Le hêtre est une proie de choix pour les classes moyennes chinoises. Il est utilisé en ébénisterie d’intérieur. Le Nord-Pas-de-Calais, l’Ile de France, la Picardie, la Bourgogne, la Lorraine sont les principales victimes des appétits chinois. La razzia s’étend aux résineux et aux feuillus du Limousin, des Pyrénées, des Landes et de Bretagne. Les maisons chinoises ont des charpentes en épicéa français. Le trafic de bois breton et de l’ouest de la France vers la Chine est prometteur pour le port de Brest.
Un million de m3 de bois brut ont été exportés de France vers la Chine en 2013 contre moins de 100.000 m3 en 2007.
L’Office National des Forêts devient l’Office Chinois des Forêts. La Chine, 1er menuisier du monde, encadre très sévèrement la coupe du bois sur son territoire. Le bois brut est quasiment détaxé à l’importation, les sciages sont taxés à 18%, les parquets à 40% et les meubles à 100%. La Chine pêche du bois en Europe comme ses navires pêchent les poissons sur l’océan mondial. Le chêne français se vend environ 100 € par m3 aux démarcheurs chinois. Transformé en planches, en parquets, ou en couvercles de WC, il revient là où il a mis un siècle au moins à pousser à 500 € par m3 et 2000 € sous forme de meubles.
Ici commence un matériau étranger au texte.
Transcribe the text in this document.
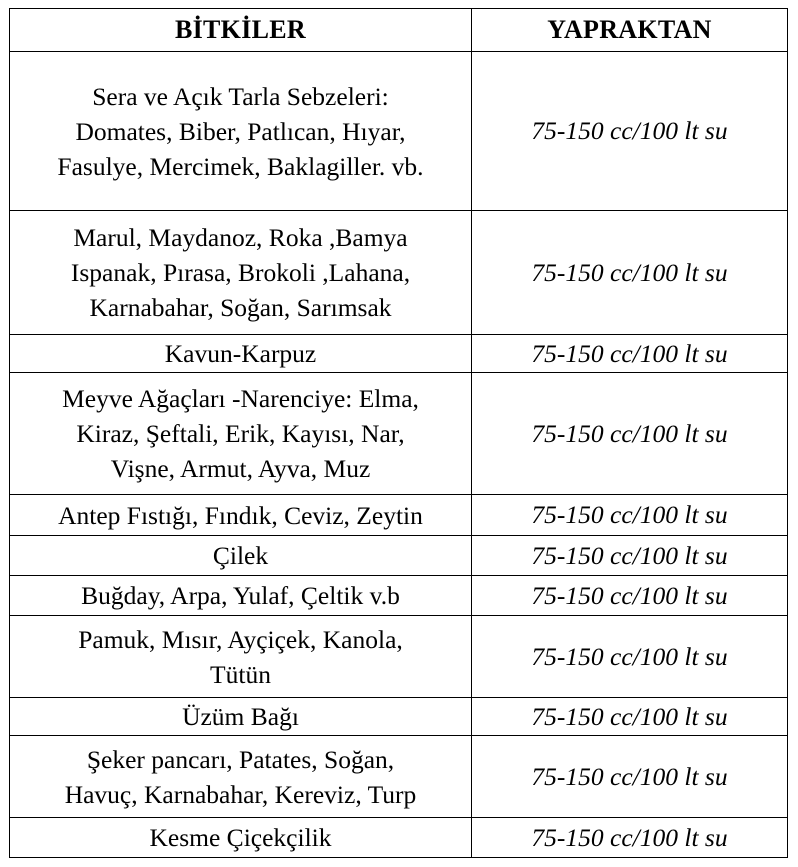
BİTKİLER	YAPRAKTAN

Sera ve Açık Tarla Sebzeleri:
Domates, Biber, Patlıcan, Hıyar,
Fasulye, Mercimek, Baklagiller. vb.	75-150 cc/100 lt su

Marul, Maydanoz, Roka ,Bamya
Ispanak, Pırasa, Brokoli ,Lahana,
Karnabahar, Soğan, Sarımsak	75-150 cc/100 lt su

Kavun-Karpuz	75-150 cc/100 lt su

Meyve Ağaçları -Narenciye: Elma,
Kiraz, Şeftali, Erik, Kayısı, Nar,
Vişne, Armut, Ayva, Muz	75-150 cc/100 lt su

Antep Fıstığı, Fındık, Ceviz, Zeytin	75-150 cc/100 lt su

Çilek	75-150 cc/100 lt su

Buğday, Arpa, Yulaf, Çeltik v.b	75-150 cc/100 lt su

Pamuk, Mısır, Ayçiçek, Kanola,
Tütün	75-150 cc/100 lt su

Üzüm Bağı	75-150 cc/100 lt su

Şeker pancarı, Patates, Soğan,
Havuç, Karnabahar, Kereviz, Turp	75-150 cc/100 lt su

Kesme Çiçekçilik	75-150 cc/100 lt su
En Amazonie, en Afrique, en Asie, on qualifie ce fléau de déforestation, en France on appelle ça du « commerce basé sur les règles de l’OMC appelant une réflexion de fond sur les termes du commerce international et sur les déséquilibres engendrés par le niveau des taxations » (réponses en 2013 du Ministère de l’Agriculture à des questions écrites d’élus).
Le désastre est économique. Les scieries et leurs emplois tombent les unes après les autres comme les feuilles mortes en automne.
Le désastre est biologique. Les coupes à blanc se multiplient en France et les arbres remarquables s’effacent peu à peu du paysage sous la pression conjointe du marché chinois et des granulés de bois qui alimentent les chaufferies collectives et les poêles à bois des maisons individuelles. En automne, un chêne adulte produit 90.000 glands et nourrit les écureuils et les oiseaux. Un hectare de chênes produit aussi 23 millions de feuilles qui tapissent le sol. Grâce à cette couverture fertile, prospèrent champignons, insectes, mollusques, micro-organismes au sein d’une communauté biotechnologique naturelle qui enrichit et retient les sols. L’exploitation intensive et précipitée des bois, des forêts, des haies, c’est aussi une paupérisation biologique.
Le Président de la République et son gouvernement seraient bien inspirés d’imiter les pays africains qui interdisent l’exportation des bois bruts sans transformation et de ralentir par tous les moyens réglementaires et fiscaux possibles le massacre à la tronçonneuse.